Let f(x)=4x+2 and g(x)=5x^2+4x
After Simplifying,
(fog)(x)=
To find the composition (f o g)(x), we need to substitute the expression for g(x) into f(x), which means replacing every occurrence of x in f(x) with g(x):
(f o g)(x) = f(g(x))
Let's simplify step by step:
Given f(x) = 4x + 2 and g(x) = 5x^2 + 4x
Substituting g(x) into f(x):
f(g(x)) = 4(g(x)) + 2
Replacing g(x) with its expression:
f(g(x)) = 4(5x^2 + 4x) + 2
Now, let's simplify further:
f(g(x)) = 20x^2 + 16x + 2
Therefore, after simplifying, (f o g)(x) = 20x^2 + 16x + 2.
To find (fog)(x), we need to substitute the function g(x) into the function f(x).
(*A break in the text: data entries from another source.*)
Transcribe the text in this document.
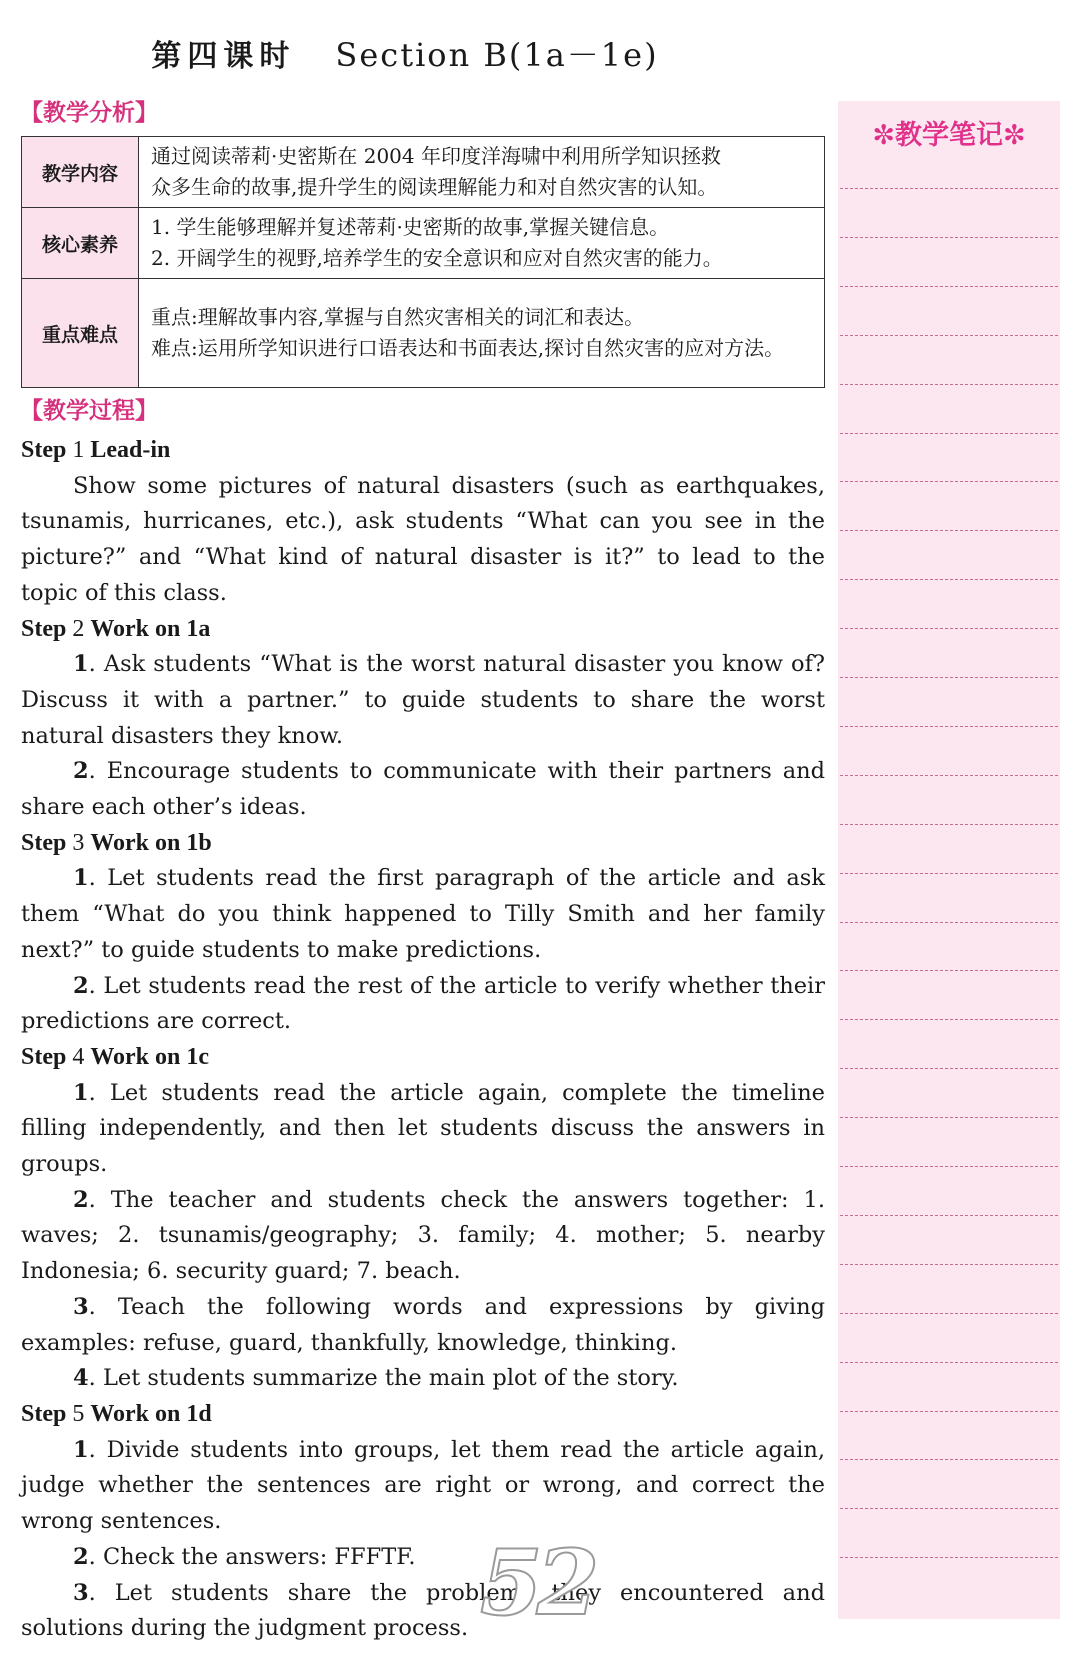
第四课时 Section B(1a－1e)
【教学分析】
教学内容	通过阅读蒂莉·史密斯在 2004 年印度洋海啸中利用所学知识拯救
众多生命的故事,提升学生的阅读理解能力和对自然灾害的认知。

核心素养	1. 学生能够理解并复述蒂莉·史密斯的故事,掌握关键信息。
2. 开阔学生的视野,培养学生的安全意识和应对自然灾害的能力。

重点难点	重点:理解故事内容,掌握与自然灾害相关的词汇和表达。
难点:运用所学知识进行口语表达和书面表达,探讨自然灾害的应对方法。
【教学过程】
Step 1 Lead-in

Show some pictures of natural disasters (such as earthquakes, tsunamis, hurricanes, etc.), ask students “What can you see in the picture?” and “What kind of natural disaster is it?” to lead to the topic of this class.

Step 2 Work on 1a

1. Ask students “What is the worst natural disaster you know of? Discuss it with a partner.” to guide students to share the worst natural disasters they know.

2. Encourage students to communicate with their partners and share each other’s ideas.

Step 3 Work on 1b

1. Let students read the first paragraph of the article and ask them “What do you think happened to Tilly Smith and her family next?” to guide students to make predictions.

2. Let students read the rest of the article to verify whether their predictions are correct.

Step 4 Work on 1c

1. Let students read the article again, complete the timeline filling independently, and then let students discuss the answers in groups.

2. The teacher and students check the answers together: 1. waves; 2. tsunamis/geography; 3. family; 4. mother; 5. nearby Indonesia; 6. security guard; 7. beach.

3. Teach the following words and expressions by giving examples: refuse, guard, thankfully, knowledge, thinking.

4. Let students summarize the main plot of the story.

Step 5 Work on 1d

1. Divide students into groups, let them read the article again, judge whether the sentences are right or wrong, and correct the wrong sentences.

2. Check the answers: FFFTF.

3. Let students share the problems they encountered and solutions during the judgment process.

✼教学笔记✼
52
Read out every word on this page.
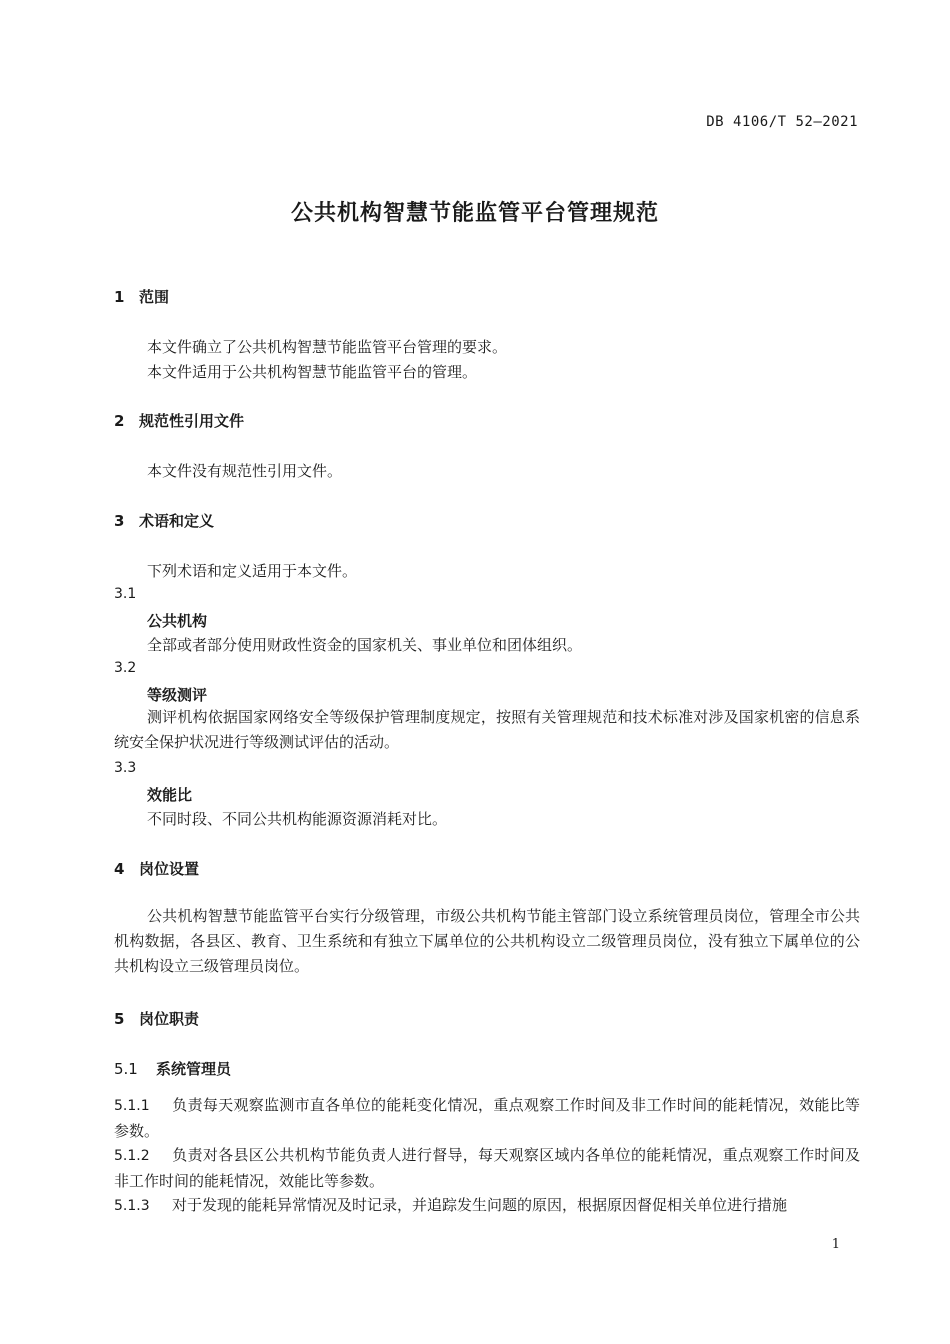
DB 4106/T 52—2021
公共机构智慧节能监管平台管理规范
1 范围
本文件确立了公共机构智慧节能监管平台管理的要求。
本文件适用于公共机构智慧节能监管平台的管理。
2 规范性引用文件
本文件没有规范性引用文件。
3 术语和定义
下列术语和定义适用于本文件。
3.1
公共机构
全部或者部分使用财政性资金的国家机关、事业单位和团体组织。
3.2
等级测评
测评机构依据国家网络安全等级保护管理制度规定，按照有关管理规范和技术标准对涉及国家机密的信息系统安全保护状况进行等级测试评估的活动。
3.3
效能比
不同时段、不同公共机构能源资源消耗对比。
4 岗位设置
公共机构智慧节能监管平台实行分级管理，市级公共机构节能主管部门设立系统管理员岗位，管理全市公共机构数据，各县区、教育、卫生系统和有独立下属单位的公共机构设立二级管理员岗位，没有独立下属单位的公共机构设立三级管理员岗位。
5 岗位职责
5.1 系统管理员
5.1.1 负责每天观察监测市直各单位的能耗变化情况，重点观察工作时间及非工作时间的能耗情况，效能比等参数。
5.1.2 负责对各县区公共机构节能负责人进行督导，每天观察区域内各单位的能耗情况，重点观察工作时间及非工作时间的能耗情况，效能比等参数。
5.1.3 对于发现的能耗异常情况及时记录，并追踪发生问题的原因，根据原因督促相关单位进行措施
1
Step 1: Replace every occurrence of x in f(x) with the function g(x).
f(g(x)) = 4(g(x)) + 2
Step 2: Replace g(x) with its expression.
f(g(x)) = 4(5x^2 + 4x) + 2
Step 3: Simplify the expression.
f(g(x)) = 20x^2 + 16x + 2
Therefore, after simplifying, (fog)(x) = 20x^2 + 16x + 2.